DS202 - Data Science for Social Scientists

Author

Yijun Wang

Published

07 October 2022

Solutions to exercises

  1. Use the function View()to identify the type of a variable (quantitative or qualitative):

    View(Auto)

    Variables mpg, cylinders, horsepower, weight, acceleration, year are quantitative variable. Variables origin, name are qualitative variable

  2. Use the function range() to check the range of each quantitative predictor:

    range(Auto$mpg)
    [1]  9.0 46.6

    To refer to a variable, we must type the data set and the variable name joined with a $ symbol.

  3. Using summary() to have an overall look at all variables and statistical features (like mean and standard deviation) are included in the outputs:

    summary(Auto)

    or

    mean(Auto$mpg)
    sd(Auto$mpg)
  4. Remove the 10th through 85th observations from the original data frame and store it as another new data frame:

    Auto_tmp = Auto[-c(10:85), ]
    summary(Auto_tmp)
    mean(Auto_tmp$mpg)
    sd(Auto_tmp$mpg)
  5. Create a scatterplot matrix using the function pairs():

    pairs( ~ mpg + displacement + horsepower + weight + 
            acceleration + year + origin + cylinders, 
            data = Auto)

    Notice the linear or non-linear trends in the scatterplots.Then create a histogram of the variable mpg:

    hist (Auto$mpg , col = 2, breaks = 15)

    Use the hist() function to produce some histograms with differing numbers of bins for a few of the quantitative variables. You may find the command par(mfrow = c(2, 2)) useful: it will divide the print window into four regions so that four plots can be made simultaneously. Modifying the arguments to this function will divide the screen in other ways.

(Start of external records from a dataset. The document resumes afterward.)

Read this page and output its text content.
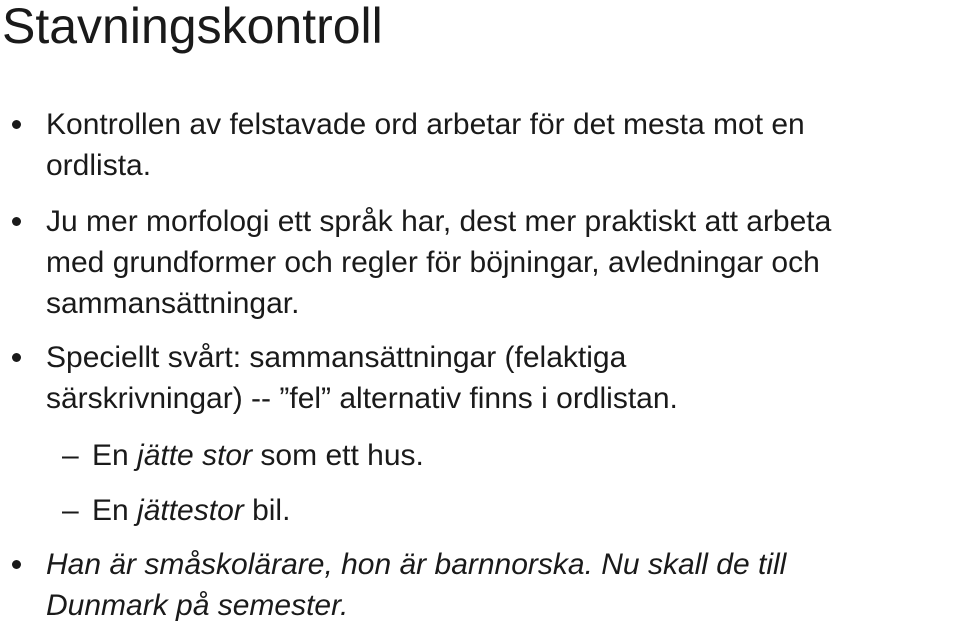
Stavningskontroll
Kontrollen av felstavade ord arbetar för det mesta mot en
ordlista.
Ju mer morfologi ett språk har, dest mer praktiskt att arbeta
med grundformer och regler för böjningar, avledningar och
sammansättningar.
Speciellt svårt: sammansättningar (felaktiga
särskrivningar) -- ”fel” alternativ finns i ordlistan.
– En jätte stor som ett hus.
– En jättestor bil.
Han är småskolärare, hon är barnnorska. Nu skall de till
Dunmark på semester.
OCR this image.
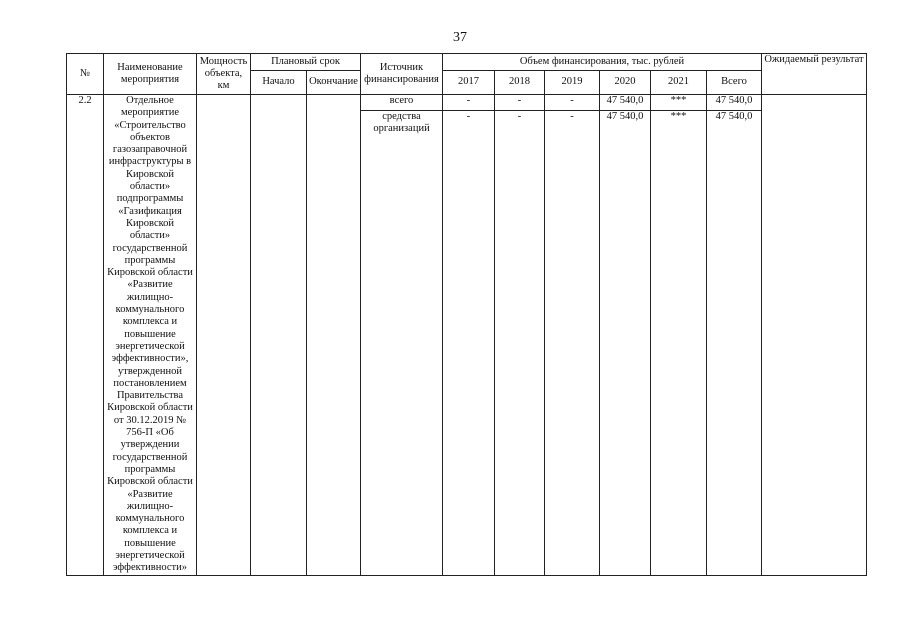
37
№	Наименование мероприятия	Мощность объекта, км	Плановый срок		Источник финансирования	Объем финансирования, тыс. рублей						Ожидаемый результат
			Начало	Окончание		2017	2018	2019	2020	2021	Всего	
2.2	Отдельное мероприятие «Строительство объектов газозаправочной инфраструктуры в Кировской области» подпрограммы «Газификация Кировской области» государственной программы Кировской области «Развитие жилищно-коммунального комплекса и повышение энергетической эффективности», утвержденной постановлением Правительства Кировской области от 30.12.2019 № 756-П «Об утверждении государственной программы Кировской области «Развитие жилищно-коммунального комплекса и повышение энергетической эффективности»				всего	-	-	-	47 540,0	***	47 540,0	
					средства организаций	-	-	-	47 540,0	***	47 540,0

  6. After observing the first row of the scatterplot matrix which indicates the relationship between gas mileage (mpg) and other variables, you will find evident linear or non-linear trends exist in the scatterplots with variables displacement, horsepower, weight, year and origin. Therefore, these varibles might be useful in predicting mpg.

If you want to achieve ststistical robust when exploring the relationship between variables, you need to culculate some statistics (like the correlation using the function cor()) and conduct statistical tests. This will be further illustrated in Week 03.